Fetz Anita · Ständerat · Basel-Stadt · Sozialdemokratische Fraktion · 2008-10-01
Wortprotokoll
Nach den Voten, die eher aus der Innerschweiz gekommen sind, erlaube ich mir, aus einer Randregion auch noch einen Blick auf dieses Geschäft zu werfen und Ihnen zwei Anmerkungen mitzugeben.
Wie unser Kommissionssprecher dargelegt hat, geht dieses Gesetz zur Unterstützung des Kantons Obwalden bei der Beseitigung der Unwetterschäden auf eine Motion 06.3012 unserer UREK zurück, die wir alle einstimmig unterstützt haben - zu Recht unterstützt haben, wie ich nach wie vor finde. Trotzdem - meine ich - müssen zwei Sachen gesagt werden. Wir haben damals die Solidaritätsaufrufe aus der Innerschweiz ernst genommen und mitgetragen, und zwar nach dem Motto: Ausserordentliche Situationen verlangen den Einsatz ausserordentlicher Mittel. Und die damaligen gigantischen Unwetter und deren Schäden waren ausserordentliche Situationen. Deshalb unterstütze ich auch das Gesetz und die 14 Millionen Franken, die hier ausbezahlt werden, und dies wirklich mit Überzeugung. Aber dennoch muss ich einfach immer wieder darauf hinweisen: Es kann nicht verhehlt werden - ich formuliere das jetzt sehr diplomatisch -, dass es gewissen Kantonen und gewissen Parteien sehr schwer fällt zuzusehen, wie einige Kantone, die oft an die eidgenössische Solidarität appellieren, zugleich und regelmässig und systematisch wiederkehrende Steuersenkungen lancieren.
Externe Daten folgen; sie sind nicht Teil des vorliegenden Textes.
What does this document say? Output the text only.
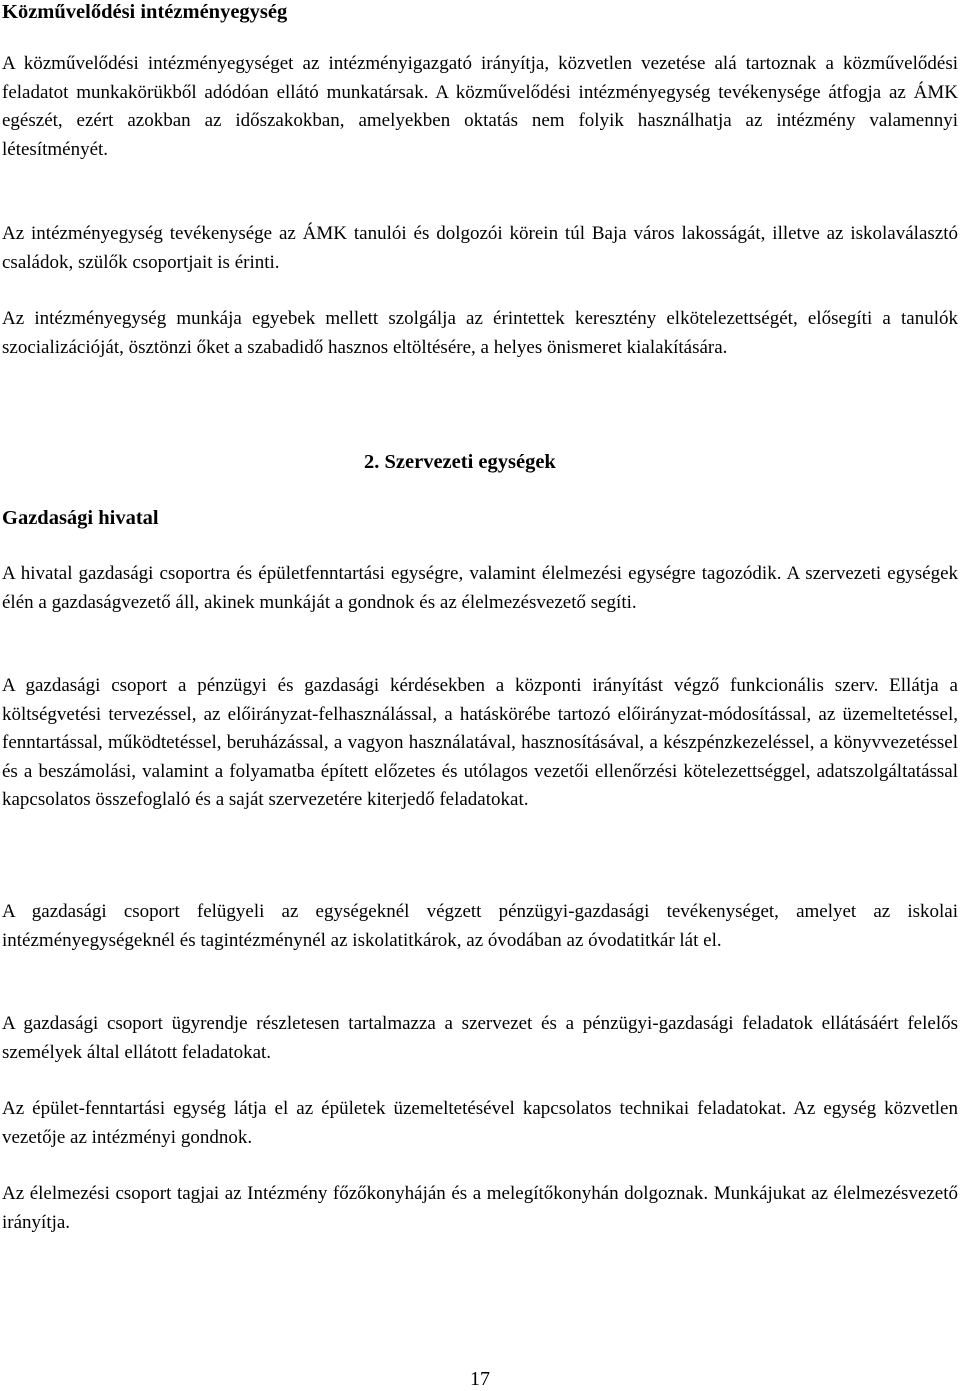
Közművelődési intézményegység

A közművelődési intézményegységet az intézményigazgató irányítja, közvetlen vezetése alá tartoznak a közművelődési feladatot munkakörükből adódóan ellátó munkatársak. A közművelődési intézményegység tevékenysége átfogja az ÁMK egészét, ezért azokban az időszakokban, amelyekben oktatás nem folyik használhatja az intézmény valamennyi létesítményét.

Az intézményegység tevékenysége az ÁMK tanulói és dolgozói körein túl Baja város lakosságát, illetve az iskolaválasztó családok, szülők csoportjait is érinti.

Az intézményegység munkája egyebek mellett szolgálja az érintettek keresztény elkötelezettségét, elősegíti a tanulók szocializációját, ösztönzi őket a szabadidő hasznos eltöltésére, a helyes önismeret kialakítására.

2. Szervezeti egységek
Gazdasági hivatal

A hivatal gazdasági csoportra és épületfenntartási egységre, valamint élelmezési egységre tagozódik. A szervezeti egységek élén a gazdaságvezető áll, akinek munkáját a gondnok és az élelmezésvezető segíti.

A gazdasági csoport a pénzügyi és gazdasági kérdésekben a központi irányítást végző funkcionális szerv. Ellátja a költségvetési tervezéssel, az előirányzat-felhasználással, a hatáskörébe tartozó előirányzat-módosítással, az üzemeltetéssel, fenntartással, működtetéssel, beruházással, a vagyon használatával, hasznosításával, a készpénzkezeléssel, a könyvvezetéssel és a beszámolási, valamint a folyamatba épített előzetes és utólagos vezetői ellenőrzési kötelezettséggel, adatszolgáltatással kapcsolatos összefoglaló és a saját szervezetére kiterjedő feladatokat.

A gazdasági csoport felügyeli az egységeknél végzett pénzügyi-gazdasági tevékenységet, amelyet az iskolai intézményegységeknél és tagintézménynél az iskolatitkárok, az óvodában az óvodatitkár lát el.

A gazdasági csoport ügyrendje részletesen tartalmazza a szervezet és a pénzügyi-gazdasági feladatok ellátásáért felelős személyek által ellátott feladatokat.

Az épület-fenntartási egység látja el az épületek üzemeltetésével kapcsolatos technikai feladatokat. Az egység közvetlen vezetője az intézményi gondnok.

Az élelmezési csoport tagjai az Intézmény főzőkonyháján és a melegítőkonyhán dolgoznak. Munkájukat az élelmezésvezető irányítja.

17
Diese machen uns, die das aus einem, so sage ich einmal, anderen Randgebiet beobachten, glauben, dass diese Kantone zumindest einen gewissen Finanzspielraum besitzen, sonst könnte man sich diese Steuersenkungen ja nicht erklären.
Dennoch - ich betone es - sage ich Ja zur eidgenössischen Solidarität. Aber ich sage auch: Vorsicht vor einer eidgenössischen Einbahnsolidarität. Die Probleme werden sich in Zukunft ändern, und dann brauchen halt zum Teil auch andere Regionen Unterstützung. Das wäre meine erste Bemerkung.
Die zweite Bemerkung, einfach zur Erinnerung: Seit Januar 2008 ist der neue Finanzausgleich in Kraft. Die Überlegungen sind ja in der Kommission gemacht worden. Dieses Geschäft betrifft aber eine andere, eine frühere Beitragsperiode. Dennoch möchte ich festhalten und daran erinnern, dass wir jetzt unter dem Regime des neuen Finanzausgleichs leben und politisieren. Dort gibt es seit dem Januar 2008 dank dem geografisch-topografischen Faktor - der notabene gegenüber dem soziodemografischen Faktor sehr grosszügig bewertet wird; dazu haben wir aber Ja gesagt - und dank dem langjährigen Härteausgleich keine armen Kantone mehr. Einfach, damit das auch einmal ausgesprochen ist. Die Verhältnisse zwischen den Kantonen sind ab diesem Jahr egalisiert. Das wird in Zukunft vermutlich Auswirkungen auf unsere weitere Tätigkeit haben. Sie wissen das, aber ich dage das, damit es mal ausgesprochen ist.
Noch ein Wort zu Kollege Jenny, der sich wunderbar und überzeugend für den Hochwasserschutz ausgesprochen und auch daran appelliert hat, dass man dort nicht sparen dürfe: Lieber Kollege Jenny, ich bin voll einverstanden mit Ihnen - aber genauso wichtig ist es, Prävention zu betreiben. Den Klimawandel kann man nicht nur mit Schutzmauern gegen Hochwasser bekämpfen, sondern da muss man auch präventiv etwas tun. Wir werden darüber noch reden; ich bin dann gespannt auf Ihre Unterstützung.